Did a quick scan and could not find any discussion on the implamentation of the draft to carry out george’s war. What do you think, will or won’t?


No. There’s no reason to. We can beat Iraq without a draft…we should have enough troops. Besides, Rumsfeld has publicly spoken against the idea, arguing that draftees don’t make good soldiers.

Considering the last draft law authorizing conscription expired in 1973, Congress would have to pass new legislation to reinstate the draft. I don’t see that happening, it would be very unpopular, and would be political suicide.

Like the others have said. Not a snowball’s chance in Hell. No reason to, couldn’t get it done if they wanted to.


Yes, while I agree that this would take congressional approval, if george wishes to fight terrorism and protect the world from terrorists in every corner of the world it would seem to me that a much bigger military presence would be in order.

Wouldn’t you think that to protect the oil fields and production facilities in the Middle East would take an army?

Then you add in Korea, South and Central America, Asia and the rest I can’t emagine that we could do this with a volunteer only armed forces.

I hope not. The last thing I need is someone who doesn’t want to be there distracting me from doing my job.

No need to imagine. It’s already being done.

Not only would a draft be highly unpopular on its own, it would dramatically increase scrutiny of any further military ventures.

The draft will likely have to wait until our pre-emptive attack on Iran. We’ve now decided that they’re pursuing Weapons of Mass Destruction, and we’ve already got some troops in the area. Say ~October of 2004 ?

I’m starting to think, for this administration to achieve its goal, it has to create a crisis of global proportions. I keep going back to the PNRC’s mission statement. Without a global crisis there is no reason to give up our democracy for safety. Hmmm… Am I just paranoid?

Meant ro say PNAC. oop’s

The Draft is hot this year as are watchplaids and knee-length skirts.

This is a, as they like to say in DC, a “non-starter”.

There are a few Congressmen trying to do an end run around Bush, but even they admit that they’re just trying to get attention for their anti war stance.

And yes, SpyFly, you are paranoid. You may not like Bush but if he turns this country into a police state (as some people think) I’ll eat my hat and every hat within a hundred mile radius.

As others have said, there is (and will not be) any need. The modern U.S. military is capital-intensive, not manpower-intensive. Extremely sophisticated, expensive technology more than makes up for what we lack in numbers.

Rahter, “there is not (and will not be) . . .”

Rumsfeld got into bit of trouble recently because he said something which got misconstrued as meaning, “Draftees are worthless,” when he meant to say that an all volunteer military would have a higher morale level than a military composed of conscripts, since, in theory, the volunteers want to be there. A draft now, or at any time other than a post-nuclear attacked US would be the immediate deathknell for any politicians career. (They’d be lucky if their own staff didn’t lynch 'em, honestly.)
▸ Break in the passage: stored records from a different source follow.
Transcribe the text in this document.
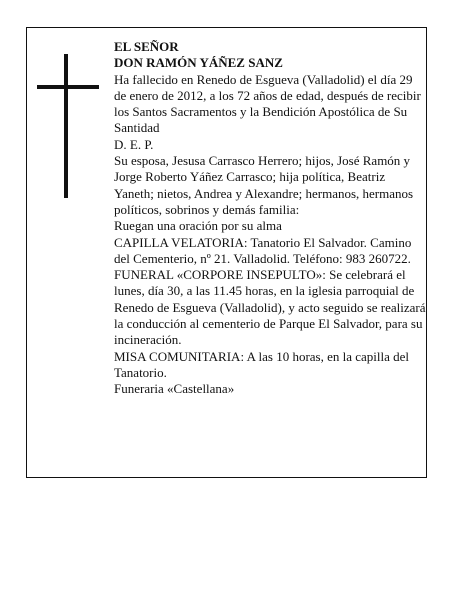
EL SEÑOR

DON RAMÓN YÁÑEZ SANZ

Ha fallecido en Renedo de Esgueva (Valladolid) el día 29 de enero de 2012, a los 72 años de edad, después de recibir los Santos Sacramentos y la Bendición Apostólica de Su Santidad

D. E. P.

Su esposa, Jesusa Carrasco Herrero; hijos, José Ramón y Jorge Roberto Yáñez Carrasco; hija política, Beatriz Yaneth; nietos, Andrea y Alexandre; hermanos, hermanos políticos, sobrinos y demás familia:

Ruegan una oración por su alma

CAPILLA VELATORIA: Tanatorio El Salvador. Camino del Cementerio, nº 21. Valladolid. Teléfono: 983 260722.

FUNERAL «CORPORE INSEPULTO»: Se celebrará el lunes, día 30, a las 11.45 horas, en la iglesia parroquial de Renedo de Esgueva (Valladolid), y acto seguido se realizará la conducción al cementerio de Parque El Salvador, para su incineración.

MISA COMUNITARIA: A las 10 horas, en la capilla del Tanatorio.

Funeraria «Castellana»
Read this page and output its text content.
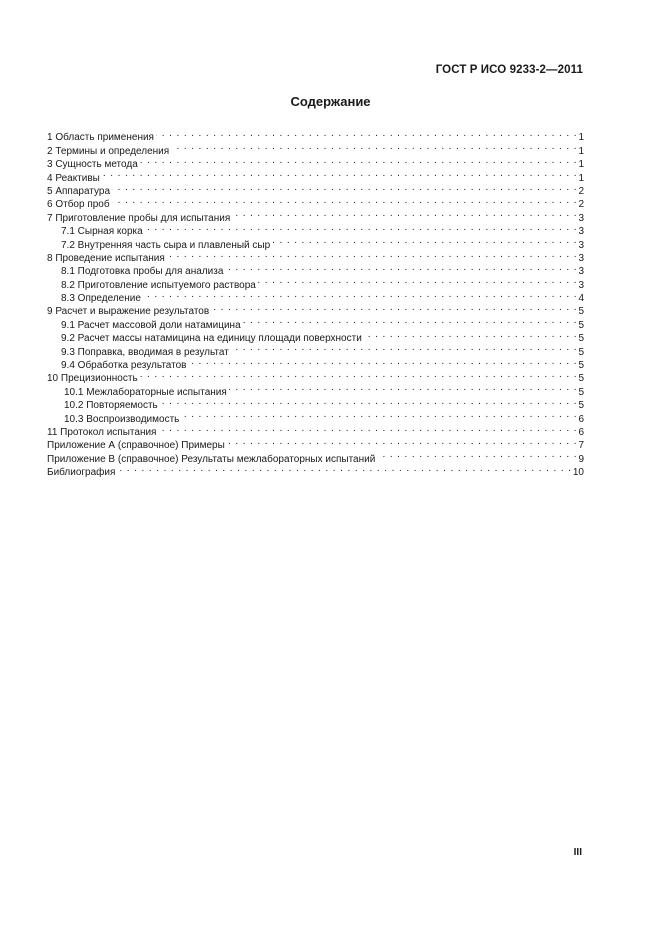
ГОСТ Р ИСО 9233-2—2011
Содержание
1 Область применения . . .	1
2 Термины и определения . . .	1
3 Сущность метода . . .	1
4 Реактивы . . .	1
5 Аппаратура . . .	2
6 Отбор проб . . .	2
7 Приготовление пробы для испытания . . .	3
7.1 Сырная корка . . .	3
7.2 Внутренняя часть сыра и плавленый сыр . . .	3
8 Проведение испытания . . .	3
8.1 Подготовка пробы для анализа . . .	3
8.2 Приготовление испытуемого раствора . . .	3
8.3 Определение . . .	4
9 Расчет и выражение результатов . . .	5
9.1 Расчет массовой доли натамицина . . .	5
9.2 Расчет массы натамицина на единицу площади поверхности . . .	5
9.3 Поправка, вводимая в результат . . .	5
9.4 Обработка результатов . . .	5
10 Прецизионность . . .	5
10.1 Межлабораторные испытания . . .	5
10.2 Повторяемость . . .	5
10.3 Воспроизводимость . . .	6
11 Протокол испытания . . .	6
Приложение А (справочное) Примеры . . .	7
Приложение В (справочное) Результаты межлабораторных испытаний . . .	9
Библиография . . .	10
III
Nope. considering that the countries of the first world are generally united when a problem occurs, i don’t see why there would need to be a draft.

At the moment, the only American politicians calling for a draft are liberal, anti-war Democrats like Charles Rangel. People like Rangel hope that, if there were a draft, the American middle and upper classes would suddenly realize, "Oh! It could be MY kids sent off to fight in a war! Well, forget it! Bring ‘the boys’ home, and never take military action anywhere!’ "
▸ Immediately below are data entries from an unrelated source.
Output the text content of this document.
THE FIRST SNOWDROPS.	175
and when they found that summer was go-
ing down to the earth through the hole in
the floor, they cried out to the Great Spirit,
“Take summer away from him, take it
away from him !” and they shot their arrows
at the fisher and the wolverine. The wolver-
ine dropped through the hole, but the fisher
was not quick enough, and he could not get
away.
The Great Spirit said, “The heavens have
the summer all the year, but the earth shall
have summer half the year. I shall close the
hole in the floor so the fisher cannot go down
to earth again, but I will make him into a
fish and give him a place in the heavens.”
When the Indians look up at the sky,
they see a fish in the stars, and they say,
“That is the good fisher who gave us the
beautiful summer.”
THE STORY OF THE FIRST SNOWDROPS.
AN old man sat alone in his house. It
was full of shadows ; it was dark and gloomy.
Now, unlike Rangel, I’m not a peacenik. Still, he’s not completely wrong. I don’t think it’s healthy for American society to have a stark class divide in the military. If a cause is genuinely worth fighting for, genuinely worth risking lives for, the sacrifices ought not be limited just to the poor and working class Americans who make up most of our fighting forces.
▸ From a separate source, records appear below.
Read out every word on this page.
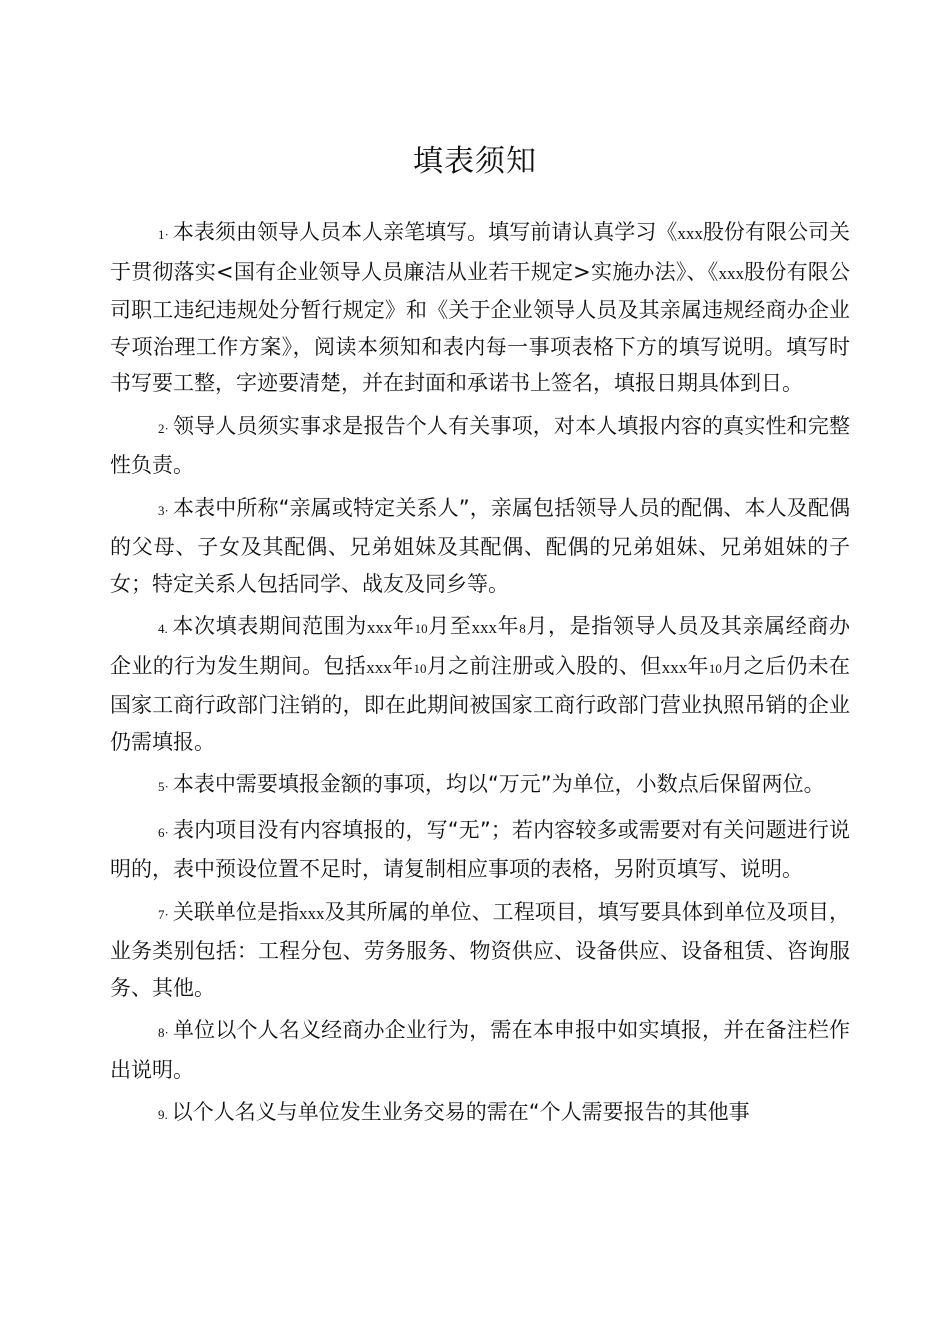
填表须知

1· 本表须由领导人员本人亲笔填写。填写前请认真学习《xxx股份有限公司关于贯彻落实<国有企业领导人员廉洁从业若干规定>实施办法》、《xxx股份有限公司职工违纪违规处分暂行规定》和《关于企业领导人员及其亲属违规经商办企业专项治理工作方案》，阅读本须知和表内每一事项表格下方的填写说明。填写时书写要工整，字迹要清楚，并在封面和承诺书上签名，填报日期具体到日。

2· 领导人员须实事求是报告个人有关事项，对本人填报内容的真实性和完整性负责。

3· 本表中所称“亲属或特定关系人”，亲属包括领导人员的配偶、本人及配偶的父母、子女及其配偶、兄弟姐妹及其配偶、配偶的兄弟姐妹、兄弟姐妹的子女；特定关系人包括同学、战友及同乡等。

4. 本次填表期间范围为xxx年10月至xxx年8月，是指领导人员及其亲属经商办企业的行为发生期间。包括xxx年10月之前注册或入股的、但xxx年10月之后仍未在国家工商行政部门注销的，即在此期间被国家工商行政部门营业执照吊销的企业仍需填报。

5· 本表中需要填报金额的事项，均以“万元”为单位，小数点后保留两位。

6· 表内项目没有内容填报的，写“无”；若内容较多或需要对有关问题进行说明的，表中预设位置不足时，请复制相应事项的表格，另附页填写、说明。

7· 关联单位是指xxx及其所属的单位、工程项目，填写要具体到单位及项目，业务类别包括：工程分包、劳务服务、物资供应、设备供应、设备租赁、咨询服务、其他。

8· 单位以个人名义经商办企业行为，需在本申报中如实填报，并在备注栏作出说明。

9. 以个人名义与单位发生业务交易的需在“个人需要报告的其他事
I don’t see any likelihood of the draft making a comeback, but the idea has real merit.

Astorian, I was taught that there was a class divide in the Vietnam War draft. Not to mention some of the other debacles I’ve heard of about that one. It seems to me that a volunteer army, made up of people who want to be there, even if they are trying to get ahead using the service, is far better than some attempt at “democratization”, especially when we don’t need it.